Former defense minister Salvador Cienfuegos pleaded not guilty on Thursday to drug trafficking and money laundering charges in the United States.
Cienfuegos, army chief during the 2012-2018 government led by former president Enrique Peña Nieto, was arrested at Los Angeles airport last month. He faces three charges of drug trafficking and one of money laundering.
The 72-year-old former official allegedly colluded with the H-2 Cartel, a faction of the Beltrán Leyva Organization.
Cienfuegos appeared at a Brooklyn federal court hearing via video link from the Metropolitan Detention Center in Brooklyn, New York, where he was transferred this week. His not guilty plea was submitted by his lawyer, Edward Sapone.
Cienfuegos, the second high profile former security official to be arrested in the United States in the last year after ex-security minister Genaro García Luna was detained last December, is expected to face trial early next year.
García, who served in the 2006-2012 administration led by former president Felipe Calderón, is also being held at the Metropolitan Detention Center. He faces charges that he colluded with the Sinaloa Cartel.
A day before Cienfuegos’ latest hearing, it was announced that Sapone was taking over his case.
The lawyer said in a statement Thursday that he and his legal team “will ensure that General Cienfuegos’ constitutional rights are protected as we zealously defend him.”
The case against the former army chief is based on incriminating Blackberry smartphone messages intercepted by United States authorities.
U.S. prosecutors say that Cienfuegos used his position to protect the H-2 Cartel, accusing him of ordering operations against its rivals and helping it secure maritime transport to ship drugs to the United States.
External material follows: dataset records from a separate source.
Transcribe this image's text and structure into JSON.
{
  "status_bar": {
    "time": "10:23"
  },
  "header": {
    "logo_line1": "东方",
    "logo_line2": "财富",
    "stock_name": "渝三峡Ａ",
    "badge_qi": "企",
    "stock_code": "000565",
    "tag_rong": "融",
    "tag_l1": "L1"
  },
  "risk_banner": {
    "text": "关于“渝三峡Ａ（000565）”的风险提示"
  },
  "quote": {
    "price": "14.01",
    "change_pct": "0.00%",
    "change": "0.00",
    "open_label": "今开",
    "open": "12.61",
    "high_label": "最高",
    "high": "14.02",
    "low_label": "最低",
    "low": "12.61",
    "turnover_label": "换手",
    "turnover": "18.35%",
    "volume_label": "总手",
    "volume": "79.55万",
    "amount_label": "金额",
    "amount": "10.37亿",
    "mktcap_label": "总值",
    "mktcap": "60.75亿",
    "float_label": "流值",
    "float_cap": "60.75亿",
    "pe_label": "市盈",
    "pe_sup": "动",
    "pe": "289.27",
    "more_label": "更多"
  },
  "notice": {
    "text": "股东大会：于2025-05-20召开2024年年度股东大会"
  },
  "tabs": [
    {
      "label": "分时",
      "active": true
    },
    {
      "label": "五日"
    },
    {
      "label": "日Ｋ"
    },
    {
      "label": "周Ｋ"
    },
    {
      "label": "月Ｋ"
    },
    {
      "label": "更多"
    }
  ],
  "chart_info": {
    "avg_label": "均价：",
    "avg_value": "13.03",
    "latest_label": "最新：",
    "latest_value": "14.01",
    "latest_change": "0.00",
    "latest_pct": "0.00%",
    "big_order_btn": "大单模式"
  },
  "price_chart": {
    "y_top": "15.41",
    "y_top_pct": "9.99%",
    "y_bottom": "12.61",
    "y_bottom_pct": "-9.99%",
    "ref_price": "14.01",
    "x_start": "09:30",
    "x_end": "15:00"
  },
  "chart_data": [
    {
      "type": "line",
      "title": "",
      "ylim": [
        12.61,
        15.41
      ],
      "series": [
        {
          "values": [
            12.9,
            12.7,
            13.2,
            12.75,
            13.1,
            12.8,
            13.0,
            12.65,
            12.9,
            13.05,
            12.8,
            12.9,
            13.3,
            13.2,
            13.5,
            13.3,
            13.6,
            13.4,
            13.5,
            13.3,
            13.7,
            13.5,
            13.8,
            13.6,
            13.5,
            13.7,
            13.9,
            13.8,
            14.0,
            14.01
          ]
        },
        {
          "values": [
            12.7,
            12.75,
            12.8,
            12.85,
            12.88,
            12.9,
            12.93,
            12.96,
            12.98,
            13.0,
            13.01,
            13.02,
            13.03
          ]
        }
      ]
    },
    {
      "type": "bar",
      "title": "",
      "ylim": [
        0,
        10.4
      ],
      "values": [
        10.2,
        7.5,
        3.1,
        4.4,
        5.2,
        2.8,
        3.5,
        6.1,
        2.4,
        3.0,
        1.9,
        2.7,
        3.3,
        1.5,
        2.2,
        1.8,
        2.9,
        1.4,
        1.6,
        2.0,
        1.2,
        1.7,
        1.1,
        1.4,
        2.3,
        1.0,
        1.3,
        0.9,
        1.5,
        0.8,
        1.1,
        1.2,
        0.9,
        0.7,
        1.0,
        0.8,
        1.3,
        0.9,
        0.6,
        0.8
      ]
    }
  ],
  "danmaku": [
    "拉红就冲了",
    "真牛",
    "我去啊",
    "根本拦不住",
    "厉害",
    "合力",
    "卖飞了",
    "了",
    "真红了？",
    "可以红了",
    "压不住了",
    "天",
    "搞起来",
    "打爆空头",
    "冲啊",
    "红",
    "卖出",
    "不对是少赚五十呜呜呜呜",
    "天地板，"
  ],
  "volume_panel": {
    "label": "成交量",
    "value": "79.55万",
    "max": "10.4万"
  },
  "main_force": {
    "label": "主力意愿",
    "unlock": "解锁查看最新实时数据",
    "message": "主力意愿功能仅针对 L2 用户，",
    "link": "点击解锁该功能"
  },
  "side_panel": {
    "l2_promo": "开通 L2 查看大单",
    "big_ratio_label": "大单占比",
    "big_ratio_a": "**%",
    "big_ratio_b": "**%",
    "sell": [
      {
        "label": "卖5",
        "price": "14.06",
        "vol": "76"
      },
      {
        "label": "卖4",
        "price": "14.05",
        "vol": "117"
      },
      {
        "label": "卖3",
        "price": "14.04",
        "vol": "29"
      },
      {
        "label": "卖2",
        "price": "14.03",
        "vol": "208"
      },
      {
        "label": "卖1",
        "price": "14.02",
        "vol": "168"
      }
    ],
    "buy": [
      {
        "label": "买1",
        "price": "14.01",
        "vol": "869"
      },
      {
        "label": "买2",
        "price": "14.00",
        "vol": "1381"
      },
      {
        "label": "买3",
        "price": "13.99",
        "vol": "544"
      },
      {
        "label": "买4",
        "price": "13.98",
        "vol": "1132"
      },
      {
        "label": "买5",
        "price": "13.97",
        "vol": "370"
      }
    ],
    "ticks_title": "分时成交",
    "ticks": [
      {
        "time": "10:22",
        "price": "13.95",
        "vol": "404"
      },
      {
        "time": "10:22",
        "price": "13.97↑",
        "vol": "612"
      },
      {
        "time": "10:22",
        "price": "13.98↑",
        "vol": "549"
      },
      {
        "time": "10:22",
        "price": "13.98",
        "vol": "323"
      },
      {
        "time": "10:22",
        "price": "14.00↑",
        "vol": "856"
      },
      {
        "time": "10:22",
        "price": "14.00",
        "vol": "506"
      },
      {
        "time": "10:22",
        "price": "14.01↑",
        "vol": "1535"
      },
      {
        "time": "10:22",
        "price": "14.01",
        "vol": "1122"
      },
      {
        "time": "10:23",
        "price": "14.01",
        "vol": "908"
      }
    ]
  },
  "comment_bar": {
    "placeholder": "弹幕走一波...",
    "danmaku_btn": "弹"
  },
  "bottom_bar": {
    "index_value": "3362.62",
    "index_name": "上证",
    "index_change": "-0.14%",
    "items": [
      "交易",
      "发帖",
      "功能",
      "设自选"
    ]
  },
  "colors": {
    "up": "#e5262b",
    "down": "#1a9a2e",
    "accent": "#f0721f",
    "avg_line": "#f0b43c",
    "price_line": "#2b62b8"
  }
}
His next court appearance is scheduled for November 18.
Sapone has previously represented Mexican government officials. A biography on his website says that he defended an advisor to a president of Mexico and that his defense resulted in no charges being filed.
Sapone has also represented the Mexican consulate in New York for 19 years. He said that his work for Cienfuegos is unrelated to that relationship but that the consulate was aware of it and was “pleased.”
President López Obrador last week ruled out any possibility that the federal government would fund the former minister’s defense.
“When Mexicans are detained and on trial abroad, they are supported. There’s consular assistance but [government] resources aren’t used to defend any alleged perpetrator of crimes; that possibility is not being considered,” he said.
Foreign Minister Marcelo Ebrard said last week that Mexico had expressed its “profound discontent” to the United States over not being informed about the plan to arrest Cienfuegos.
López Obrador has called on U.S. authorities to provide Mexico all its information about the Cienfuegos case. The general hasn’t faced any criminal charges at home.
The arrest of the former army chief is a major embarrassment for the armed forces and raises awkward questions for the president, who is relying on the military for public security, infrastructure construction and a range of other important tasks.
Despite Cienfuegos’ arrest, López Obrador says that he retains full confidence in the armed forces, asserting recently that he personally vetted the current army and navy chiefs and could vouch for their honesty.